Russell performs the expected threatening postures, and he’s clearly out for revenge but the situation will turn out to be quite a bit different from the semi-remake of Cape Fear one might now expect.
And that’s pretty much the point where Jim Mickle’s film turns out to be much more interesting and worthwhile than the extremely competent but unsurprising film it seems to set itself up as initially. It’s also just the first time the plot takes a turn into an unexpected and more interesting direction, always executed without the carnival huckster gestures of the twist-based movie but with a naturalness and matter-of-factness that can’t be easy to pull off, particularly not when played for a genre-savvy audience. It’s not as if each single element of the plot were terribly original in itself – in fact we’ve seen all these elements before in different films – but the way Mickle’s and his usual writing partner’s Nick Damici’s script (and I suppose the Joe R. Lansdale novel the script is based on) put these well-worn elements together feels new and fresh, and Mickle’s direction (working inside the 80s influenced not really retro style that’s popular right now, I suspect in part as a reaction against all movies being yellow and washed out) provides an unshowy and flawless drive to the proceedings.
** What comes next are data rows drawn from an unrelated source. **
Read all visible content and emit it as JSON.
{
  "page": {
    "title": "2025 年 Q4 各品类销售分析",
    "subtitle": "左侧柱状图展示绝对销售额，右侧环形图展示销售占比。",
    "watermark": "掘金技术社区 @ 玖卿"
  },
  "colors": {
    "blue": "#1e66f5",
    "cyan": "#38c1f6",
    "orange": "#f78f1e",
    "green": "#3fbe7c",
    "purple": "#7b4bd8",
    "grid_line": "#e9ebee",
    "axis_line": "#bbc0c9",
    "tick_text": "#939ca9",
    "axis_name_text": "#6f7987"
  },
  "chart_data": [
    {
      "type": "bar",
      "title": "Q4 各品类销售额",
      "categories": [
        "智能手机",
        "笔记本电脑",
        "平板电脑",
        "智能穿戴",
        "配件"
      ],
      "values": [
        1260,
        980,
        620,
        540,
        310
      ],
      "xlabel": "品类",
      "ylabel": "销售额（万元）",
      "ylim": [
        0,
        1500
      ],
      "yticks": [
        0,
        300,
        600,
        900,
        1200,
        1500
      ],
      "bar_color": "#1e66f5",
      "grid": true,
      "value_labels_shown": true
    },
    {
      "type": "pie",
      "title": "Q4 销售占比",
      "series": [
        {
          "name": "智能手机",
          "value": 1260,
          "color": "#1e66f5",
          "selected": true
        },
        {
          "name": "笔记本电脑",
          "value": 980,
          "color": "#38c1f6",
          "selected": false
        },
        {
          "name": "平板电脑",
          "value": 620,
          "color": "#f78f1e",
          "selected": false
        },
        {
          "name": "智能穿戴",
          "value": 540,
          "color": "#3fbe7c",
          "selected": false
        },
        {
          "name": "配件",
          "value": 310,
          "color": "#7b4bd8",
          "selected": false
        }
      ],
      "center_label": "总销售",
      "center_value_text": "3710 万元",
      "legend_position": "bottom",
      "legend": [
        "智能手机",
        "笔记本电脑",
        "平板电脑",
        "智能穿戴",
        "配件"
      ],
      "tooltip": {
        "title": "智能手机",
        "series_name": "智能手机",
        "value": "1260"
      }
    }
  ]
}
At the same time, the film is highly character-based with even the plot’s more dubious moments, as well as the characters’ many ethically questionable decisions, developed as natural results of what these characters here are, or are in the process of becoming. While this is a vigilante movie of a kind, it is, pleasantly, not one that wants or does preach the beauty of taking the law into one’s own hand; as a matter of fact, the film isn’t interested in asking ethical questions in an abstract way but rather in showing what these particular characters do when confronted with their specific ethical problems; and what these characters do isn’t meant to be a manual for the audience’s own lives.
The actors involved here are of course a huge part of this effect, with Hall (who to my eyes is one of the greats right now) and Shepard going the more naturalistic route they’re so damn good at, while Don Johnson uses the larger than life approach that has served him quite well in the last few years. Somehow, these very different acting approaches gel excellently too.